D’aucuns rappellent que la démocratie n’a jamais développé de pays, invoquant les exemples de dirigistes asiatiques qui auraient réussi à sortir leur pays de la pauvreté, la cravache à la main. En effet, la dimension culturelle du confucianisme basée sur le mérite, la transparence, la discipline et la saine compétition font de Singapour et de Malaisie des quasi-casernes militaires où la valeur -travail sert lieu de lien social et d’ascenseur pour les plus méritants. Les dirigistes asiatiques, certes réservés sur les libertés individuelles et peu adeptes des acquis sociaux comme les droits de grève, n’en restent pas moins garants de la saine compétition, de la nécessité du développement humain (santé et éducation) et du patriotisme économique là où un Bokassa, un Idi Amin Dadda et un Mobutu avaient d’autres ambitions.

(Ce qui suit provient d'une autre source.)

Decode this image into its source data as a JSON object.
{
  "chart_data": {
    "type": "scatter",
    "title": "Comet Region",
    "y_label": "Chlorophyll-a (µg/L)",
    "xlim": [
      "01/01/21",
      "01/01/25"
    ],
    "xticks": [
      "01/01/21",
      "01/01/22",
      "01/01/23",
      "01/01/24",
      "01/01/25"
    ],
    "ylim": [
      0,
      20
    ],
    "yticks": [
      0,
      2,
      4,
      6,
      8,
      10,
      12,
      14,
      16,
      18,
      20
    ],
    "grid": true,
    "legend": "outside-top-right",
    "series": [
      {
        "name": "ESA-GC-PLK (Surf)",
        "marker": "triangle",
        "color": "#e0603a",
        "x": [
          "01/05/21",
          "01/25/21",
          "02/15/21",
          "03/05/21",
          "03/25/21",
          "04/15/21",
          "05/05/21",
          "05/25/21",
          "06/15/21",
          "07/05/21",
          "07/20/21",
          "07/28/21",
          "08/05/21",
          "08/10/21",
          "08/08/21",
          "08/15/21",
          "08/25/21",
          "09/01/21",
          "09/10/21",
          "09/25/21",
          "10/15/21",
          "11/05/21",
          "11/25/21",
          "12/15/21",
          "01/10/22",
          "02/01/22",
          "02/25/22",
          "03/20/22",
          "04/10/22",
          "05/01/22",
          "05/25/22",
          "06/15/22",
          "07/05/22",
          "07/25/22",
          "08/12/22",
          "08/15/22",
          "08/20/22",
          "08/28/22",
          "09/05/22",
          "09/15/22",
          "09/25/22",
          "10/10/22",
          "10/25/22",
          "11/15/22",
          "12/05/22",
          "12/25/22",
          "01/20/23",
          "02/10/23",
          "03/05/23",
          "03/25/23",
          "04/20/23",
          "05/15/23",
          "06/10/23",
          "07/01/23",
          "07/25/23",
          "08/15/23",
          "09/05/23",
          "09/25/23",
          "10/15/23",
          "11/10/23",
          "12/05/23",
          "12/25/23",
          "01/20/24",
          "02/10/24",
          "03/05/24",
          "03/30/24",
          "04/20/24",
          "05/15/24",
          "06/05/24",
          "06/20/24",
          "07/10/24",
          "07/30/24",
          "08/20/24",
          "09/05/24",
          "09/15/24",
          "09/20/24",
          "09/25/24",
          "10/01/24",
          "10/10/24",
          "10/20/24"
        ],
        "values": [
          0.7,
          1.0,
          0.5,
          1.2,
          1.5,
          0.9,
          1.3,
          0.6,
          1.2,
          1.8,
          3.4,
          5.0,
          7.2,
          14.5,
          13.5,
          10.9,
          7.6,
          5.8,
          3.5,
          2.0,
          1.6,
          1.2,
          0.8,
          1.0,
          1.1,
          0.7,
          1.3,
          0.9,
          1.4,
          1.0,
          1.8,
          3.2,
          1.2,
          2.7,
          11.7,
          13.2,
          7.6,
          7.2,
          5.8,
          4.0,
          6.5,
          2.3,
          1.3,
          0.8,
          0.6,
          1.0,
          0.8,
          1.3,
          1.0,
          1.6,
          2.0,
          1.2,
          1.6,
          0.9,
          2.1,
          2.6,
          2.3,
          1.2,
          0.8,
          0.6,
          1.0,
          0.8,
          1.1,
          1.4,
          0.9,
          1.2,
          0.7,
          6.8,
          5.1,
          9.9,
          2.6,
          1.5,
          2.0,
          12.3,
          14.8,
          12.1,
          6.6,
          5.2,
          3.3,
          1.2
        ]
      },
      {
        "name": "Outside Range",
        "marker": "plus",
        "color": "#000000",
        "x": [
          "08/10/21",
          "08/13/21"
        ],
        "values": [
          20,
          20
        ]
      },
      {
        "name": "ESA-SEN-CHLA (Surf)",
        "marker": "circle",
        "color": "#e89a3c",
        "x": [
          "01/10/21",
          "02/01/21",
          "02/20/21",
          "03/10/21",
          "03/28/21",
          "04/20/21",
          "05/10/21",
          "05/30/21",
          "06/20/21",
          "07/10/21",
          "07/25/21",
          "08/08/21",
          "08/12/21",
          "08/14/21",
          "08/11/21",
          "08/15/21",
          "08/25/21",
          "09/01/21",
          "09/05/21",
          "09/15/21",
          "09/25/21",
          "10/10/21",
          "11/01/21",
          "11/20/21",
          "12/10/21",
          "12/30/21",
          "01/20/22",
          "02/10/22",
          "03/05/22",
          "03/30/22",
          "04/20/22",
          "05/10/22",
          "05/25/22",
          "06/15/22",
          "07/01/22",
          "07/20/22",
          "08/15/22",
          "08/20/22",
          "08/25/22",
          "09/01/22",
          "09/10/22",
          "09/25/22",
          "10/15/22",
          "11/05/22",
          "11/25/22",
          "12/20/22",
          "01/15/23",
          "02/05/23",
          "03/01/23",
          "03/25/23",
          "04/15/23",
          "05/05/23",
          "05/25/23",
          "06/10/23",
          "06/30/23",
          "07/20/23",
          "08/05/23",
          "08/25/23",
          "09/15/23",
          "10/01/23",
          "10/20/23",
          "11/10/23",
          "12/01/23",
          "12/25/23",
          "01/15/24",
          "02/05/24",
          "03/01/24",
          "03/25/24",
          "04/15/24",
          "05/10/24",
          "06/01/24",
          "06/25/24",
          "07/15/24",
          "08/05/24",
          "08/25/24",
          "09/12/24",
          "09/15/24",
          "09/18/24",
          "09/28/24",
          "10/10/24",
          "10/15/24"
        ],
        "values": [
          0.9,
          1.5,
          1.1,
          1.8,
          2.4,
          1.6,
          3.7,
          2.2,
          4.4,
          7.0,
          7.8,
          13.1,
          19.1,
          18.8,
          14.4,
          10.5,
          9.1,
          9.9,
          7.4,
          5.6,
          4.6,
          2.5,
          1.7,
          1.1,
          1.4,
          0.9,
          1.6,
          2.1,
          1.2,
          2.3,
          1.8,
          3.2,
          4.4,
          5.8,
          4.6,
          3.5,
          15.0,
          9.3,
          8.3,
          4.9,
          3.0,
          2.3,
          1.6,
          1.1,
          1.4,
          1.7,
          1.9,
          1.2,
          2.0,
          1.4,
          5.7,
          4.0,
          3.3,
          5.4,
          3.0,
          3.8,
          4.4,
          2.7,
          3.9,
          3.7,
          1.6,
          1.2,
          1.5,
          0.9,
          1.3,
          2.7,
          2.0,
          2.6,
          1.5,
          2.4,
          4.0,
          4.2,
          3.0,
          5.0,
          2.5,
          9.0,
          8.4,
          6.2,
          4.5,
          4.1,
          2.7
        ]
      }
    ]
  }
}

Pour sûr, chaque pays suit son cheminement dicté par son histoire, sa culture et l’engagement citoyen. De cette synthèse nait la terrible sentence de Montesquieu: «les peuples ont le gouvernement qu’ils méritent». En effet, sans engagement citoyen, les lois et les institutions se vident de leur esprit pour n’en garder que la lettre, appelée en rescousse à chaque fois par les princes de la cité. C’est pourquoi ceux parmi les citoyens, élites, journalistes et technocrates qui jettent la pierre à Condé devront d’abord se demander s’ils n’ont pas failli dans leur devoir citoyen de vigile en faction pour préserver les acquis démocratiques. Ces acquis fragiles au niveau national ont besoin des garanties régionales et suprarégionales. Le principe de subsidiarité entre la CEDEAO, l’Union Africaine et l’ONU ont permis de contenir bien des appétits militaires, Assimi Goita et les siens étant les exemples les plus récents et les plus parlants. La fermeté opposée à la junte malienne par la communauté internationale est un véritable crash test de la solidité des mécanismes régionaux. Les pays de la CEDEAO qui construisent depuis la chute du mur de Berlin une intégration basée sur le respect de la démocratie et des droits humains ne devraient pas renégocier leurs acquis démocratiques au risque de sombrer dans un succédané de putschs et de transitions attentatoires à leurs économies.